Here are some of the absurd hypothetical questions this book answers:
What would happen if the Earth and all terrestrial objects suddenly stopped spinning, but the atmosphere retained its velocity?
If every person on Earth aimed a laser pointer at the Moon at the same time, would it change color?
What would happen if everyone on Earth stood as close to each other as they could and jumped, everyone landing on the ground at the same instant?
What would happen if you made a periodic table out of cube-shaped bricks, where each brick was made of the corresponding element?
If every human somehow simply disappeared from the face of the Earth, how long would it be before the last artificial light source would go out?
Is it possible to build a jetpack using downward-firing machine guns?
If everyone on the planet stayed away from each other for a couple of weeks, wouldn’t the common cold be wiped out?
Let’s assume there’s life on the nearest habitable exoplanet and that they have technology comparable to ours. If they looked at our star right now, what would they see?
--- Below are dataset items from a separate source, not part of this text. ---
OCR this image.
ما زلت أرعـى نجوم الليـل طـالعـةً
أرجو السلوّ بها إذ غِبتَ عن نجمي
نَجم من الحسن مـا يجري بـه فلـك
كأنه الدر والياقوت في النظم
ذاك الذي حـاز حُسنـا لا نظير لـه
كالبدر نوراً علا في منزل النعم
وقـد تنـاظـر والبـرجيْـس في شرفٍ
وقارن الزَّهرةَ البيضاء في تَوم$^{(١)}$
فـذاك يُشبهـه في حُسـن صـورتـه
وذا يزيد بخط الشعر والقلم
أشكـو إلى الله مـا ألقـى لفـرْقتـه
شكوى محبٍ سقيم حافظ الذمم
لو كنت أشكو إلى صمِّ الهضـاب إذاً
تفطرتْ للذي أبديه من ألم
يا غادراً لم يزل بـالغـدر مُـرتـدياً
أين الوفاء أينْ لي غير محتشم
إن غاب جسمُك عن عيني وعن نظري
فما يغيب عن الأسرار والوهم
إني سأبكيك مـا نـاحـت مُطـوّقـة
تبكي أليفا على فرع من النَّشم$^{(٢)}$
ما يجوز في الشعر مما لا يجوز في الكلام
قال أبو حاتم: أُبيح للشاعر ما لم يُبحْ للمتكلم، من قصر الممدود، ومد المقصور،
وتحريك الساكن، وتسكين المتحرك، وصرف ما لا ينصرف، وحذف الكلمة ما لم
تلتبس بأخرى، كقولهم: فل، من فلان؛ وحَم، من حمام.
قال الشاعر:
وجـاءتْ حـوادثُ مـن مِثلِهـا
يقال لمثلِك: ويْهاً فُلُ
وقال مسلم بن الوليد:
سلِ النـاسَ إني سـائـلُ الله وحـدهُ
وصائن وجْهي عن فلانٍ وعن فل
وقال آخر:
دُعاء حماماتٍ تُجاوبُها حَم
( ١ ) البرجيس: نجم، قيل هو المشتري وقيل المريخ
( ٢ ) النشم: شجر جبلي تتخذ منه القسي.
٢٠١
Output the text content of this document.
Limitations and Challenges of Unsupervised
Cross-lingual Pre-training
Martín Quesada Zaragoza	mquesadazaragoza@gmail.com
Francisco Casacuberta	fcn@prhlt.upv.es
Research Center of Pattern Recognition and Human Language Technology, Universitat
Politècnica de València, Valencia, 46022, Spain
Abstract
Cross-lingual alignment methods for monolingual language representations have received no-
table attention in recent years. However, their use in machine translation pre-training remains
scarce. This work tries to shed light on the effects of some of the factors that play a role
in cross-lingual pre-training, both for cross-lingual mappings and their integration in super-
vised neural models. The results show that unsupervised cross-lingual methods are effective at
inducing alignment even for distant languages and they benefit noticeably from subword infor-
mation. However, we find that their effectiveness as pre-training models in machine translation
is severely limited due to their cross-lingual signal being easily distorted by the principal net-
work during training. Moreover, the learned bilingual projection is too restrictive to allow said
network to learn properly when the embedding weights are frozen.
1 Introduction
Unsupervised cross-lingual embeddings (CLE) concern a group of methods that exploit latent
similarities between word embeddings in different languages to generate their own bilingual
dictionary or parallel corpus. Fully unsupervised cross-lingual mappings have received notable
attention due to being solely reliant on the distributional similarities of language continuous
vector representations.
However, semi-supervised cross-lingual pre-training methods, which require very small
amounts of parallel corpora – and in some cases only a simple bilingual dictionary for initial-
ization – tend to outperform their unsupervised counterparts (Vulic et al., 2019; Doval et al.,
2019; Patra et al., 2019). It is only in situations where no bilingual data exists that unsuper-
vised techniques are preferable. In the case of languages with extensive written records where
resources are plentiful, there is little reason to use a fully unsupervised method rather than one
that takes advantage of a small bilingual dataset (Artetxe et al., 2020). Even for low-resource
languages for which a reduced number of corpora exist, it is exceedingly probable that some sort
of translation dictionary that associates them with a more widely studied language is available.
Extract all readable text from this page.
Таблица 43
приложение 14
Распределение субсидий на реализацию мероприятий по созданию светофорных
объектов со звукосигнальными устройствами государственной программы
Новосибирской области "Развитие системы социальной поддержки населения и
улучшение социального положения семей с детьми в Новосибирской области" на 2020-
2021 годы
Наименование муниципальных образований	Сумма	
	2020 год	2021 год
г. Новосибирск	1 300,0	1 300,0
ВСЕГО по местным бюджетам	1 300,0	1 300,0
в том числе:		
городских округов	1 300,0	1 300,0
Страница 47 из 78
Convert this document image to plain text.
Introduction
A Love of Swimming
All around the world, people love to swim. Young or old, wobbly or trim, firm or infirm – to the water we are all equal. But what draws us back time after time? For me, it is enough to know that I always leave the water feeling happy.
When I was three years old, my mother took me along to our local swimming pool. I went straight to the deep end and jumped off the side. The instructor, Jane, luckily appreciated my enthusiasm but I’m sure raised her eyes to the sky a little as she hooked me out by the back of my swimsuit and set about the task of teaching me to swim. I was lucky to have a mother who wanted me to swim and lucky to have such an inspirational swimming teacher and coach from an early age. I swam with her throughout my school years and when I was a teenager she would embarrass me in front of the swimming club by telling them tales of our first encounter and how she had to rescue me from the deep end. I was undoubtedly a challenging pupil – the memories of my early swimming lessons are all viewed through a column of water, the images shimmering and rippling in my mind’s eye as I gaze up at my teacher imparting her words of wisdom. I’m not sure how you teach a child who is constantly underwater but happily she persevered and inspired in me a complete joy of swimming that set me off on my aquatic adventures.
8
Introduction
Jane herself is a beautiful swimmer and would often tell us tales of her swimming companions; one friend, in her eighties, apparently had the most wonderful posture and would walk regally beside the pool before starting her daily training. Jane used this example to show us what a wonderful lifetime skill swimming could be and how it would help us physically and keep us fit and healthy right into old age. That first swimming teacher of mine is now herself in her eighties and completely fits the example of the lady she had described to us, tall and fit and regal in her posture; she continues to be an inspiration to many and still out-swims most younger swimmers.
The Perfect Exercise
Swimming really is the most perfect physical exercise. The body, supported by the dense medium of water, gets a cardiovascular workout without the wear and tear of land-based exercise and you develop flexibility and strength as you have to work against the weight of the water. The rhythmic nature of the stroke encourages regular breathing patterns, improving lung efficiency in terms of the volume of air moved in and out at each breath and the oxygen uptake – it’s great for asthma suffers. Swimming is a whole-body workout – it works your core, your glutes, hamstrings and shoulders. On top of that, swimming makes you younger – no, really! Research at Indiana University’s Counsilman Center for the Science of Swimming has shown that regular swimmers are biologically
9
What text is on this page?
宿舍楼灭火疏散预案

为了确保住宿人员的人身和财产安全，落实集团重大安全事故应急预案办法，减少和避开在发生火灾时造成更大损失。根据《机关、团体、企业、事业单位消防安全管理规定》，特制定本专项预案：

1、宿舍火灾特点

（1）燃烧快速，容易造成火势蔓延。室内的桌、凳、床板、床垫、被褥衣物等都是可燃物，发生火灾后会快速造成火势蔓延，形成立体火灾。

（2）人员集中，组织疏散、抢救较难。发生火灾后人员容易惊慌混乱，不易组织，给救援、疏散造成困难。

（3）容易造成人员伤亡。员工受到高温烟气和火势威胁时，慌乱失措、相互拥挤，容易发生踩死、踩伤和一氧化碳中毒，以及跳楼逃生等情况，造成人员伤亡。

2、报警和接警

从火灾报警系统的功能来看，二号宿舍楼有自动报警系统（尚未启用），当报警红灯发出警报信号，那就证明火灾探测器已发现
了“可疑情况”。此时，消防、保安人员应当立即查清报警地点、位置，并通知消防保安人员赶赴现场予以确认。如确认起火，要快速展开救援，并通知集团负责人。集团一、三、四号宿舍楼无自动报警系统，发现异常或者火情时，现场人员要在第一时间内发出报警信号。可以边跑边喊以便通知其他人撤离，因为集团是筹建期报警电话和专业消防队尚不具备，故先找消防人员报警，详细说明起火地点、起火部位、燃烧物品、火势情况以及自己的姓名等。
What would happen if you tried to fly a normal Earth airplane above different solar system bodies?
If you call a random phone number and say “God bless you,” what are the chances that the person who answers just sneezed?
What is the farthest one human being has ever been from every other living person? Were they lonely?
What if a rainstorm dropped all of its water in a single giant drop?
The book consists of answers which take these questions at least mostly seriously, accompanied by Randall Munroe’s distinctive stick figure illustrations. He often goes off on tangents taking off from these ideas. For example, with the question about everyone on Earth standing close together and jumping, he points out that the real problem would not be with the jump, but with all those people trying to get back to their respective homes.
The survivors spread out across the face of the world and struggle to build a new civilization atop the pristine ruins of the old. Our species staggers on, but our population has been greatly reduced. Earth’s orbit is completely unaffected – it spins along exactly as it did before our species-wide jump.
But at least now we know.
I was also entertained by the selection of questions Randall Munroe called “Weird (and Worrying) questions from the What If? inbox” These he doesn’t answer, but I find it amusing as to which questions are weird even to Randall Munroe.
Here are a few examples of these “worrying” questions:
What sort of logistic anomalies would you encounter in trying to raise an army of apes?
What temperature would a chainsaw (or other cutting implement) need to be at to instantly cauterize any injuries inflicted with it?
How many nuclear missiles would have to be launched at the United States to turn it into a complete wasteland?
Those are some examples of questions. Now let me give an example of his style of answers. Though without reproducing the stick figures, you definitely don’t get the full effect.
The answer to the question “What would happen if you tried to hit a baseball pitched at 90 percent the speed of light?” begins like this:
The answer turns out to be “a lot of things,” and they all happen very quickly, and it doesn’t end well for the batter (or the pitcher). I sat down with some physics books, a Nolan Ryan action figure, and a bunch of videotapes of nuclear tests and tried to sort it all out. What follows is my best guess at a nanosecond-by-nanosecond portrait.
Two pages later, with various instructive and dramatic illustrations, the answer ends like this:
Everything within roughly a mile of the park would be leveled, and a firestorm would engulf the surrounding city. The baseball diamond, now a sizable crater, would be centered a few hundred feet behind the former location of the backstop.
Major League Baseball Rule 6.08(b) suggests that in this situation, the batter would be considered “hit by pitch,” and would be eligible to advance to first base.
What are you waiting for? If you can resist reading this book after reading these tidbits (as hard as that is for me to understand), it is probably not the book for you.